The workshop focused on specific themes of Maternal & Child health, Nutrition, Malaria, Sickle Cell Anemia and TB. It was realized that ICMR has a vast body of knowledge with regard to tribal health and issues concerned therein. A better co-ordination and collaboration between the ICMR and Tribal Welfare Departments, Tribal Research Institutes (TRIs) and Integrated Tribal Development Agencies/ Integrated Tribal Development programmes not only in resources but also in knowledge and design interventions based on best practices can help in improving health status of tribal people.

It was felt that high incidence of Sickle Cell Anemia amongst tribal poeple needs to be addressed by screening of all school going children on the status of Sickle Cell Disease and they have to be provided with health card indicating status. This would help in counseling of parents availing services and disease management through health facility. Each State/UT would ensure 100 % screening of school children for Sickle Cell Disease. It was also decided to draw up a training plan in collaboration with ICMR for Medical Officers and Technicians of tribal areas on Sickle Cell screening and disease management. A user manual on disease management would also be prepared.

Experts attending the workshop were of the view that to contain Malaria, in tribal areas, services of traditional healers can be used by training them on Malaria medicines, who can also distribute medicine to the patients. Similarly to contain mosquito to population, composite fish culture in ponds was recommended. This would also provide protein in the form of fish to the tribal people.

Participants were of the view that malnutrition and Anemia issues were to be addressed by bringing back traditional food of minor millets, green leafy vegetables and effective implementation of ongoing folic acid supplements and de worming programmes in these areas. Training Manual prepared by ICMR for paramedic would be shared with State Tribal Welfare Departments/TRIs for capacity building of local educated persons.
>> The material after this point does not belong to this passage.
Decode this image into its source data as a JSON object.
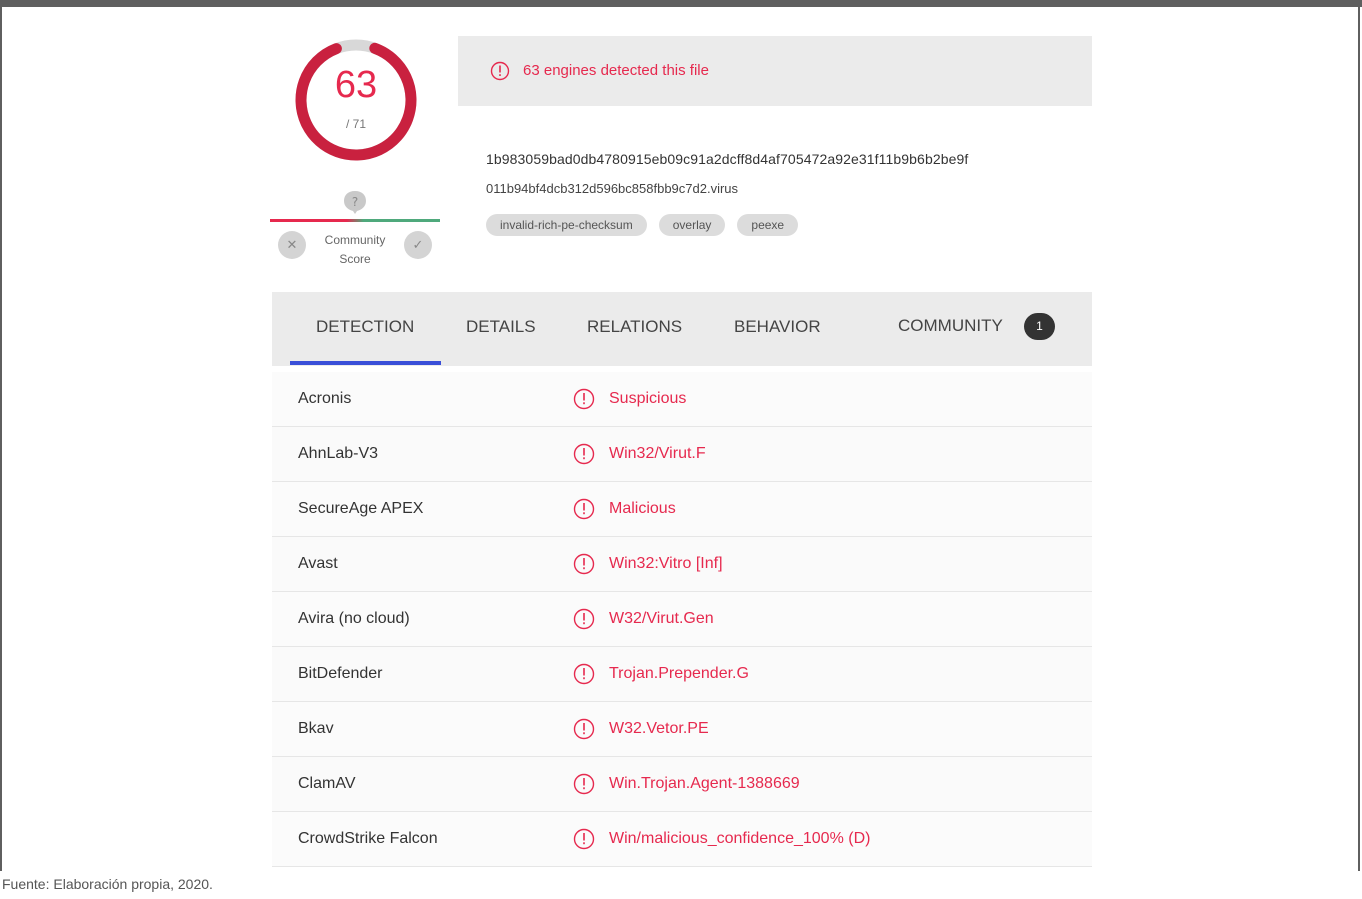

It was also suggested that use of Cassia tora (chakoda Bhaji) in meals of schools in tribal areas would ensure Calcium and B- complex supplement in the food in cost effective manner. This can also help in improving conditions of Fluorosis. Ministry of Tribal Affairs should issue advisory to the State/UT for inclusion of the Cassia tora in the menu of the meals in the schools.

Issue of adolescence pregnancy including bringing every pregnant mother under heath cum nutrition support system was emphasized using best practices. Hiring local girls/women for paramedical service by appropriate training can deepen the service in tribal areas was another important suggestion.

Referring to the high incidence of TB amongst Saharia in Madhya Pradesh it was felt that it can be addressed through better ventilated houses. A special effort by the State should be undertaken towards this.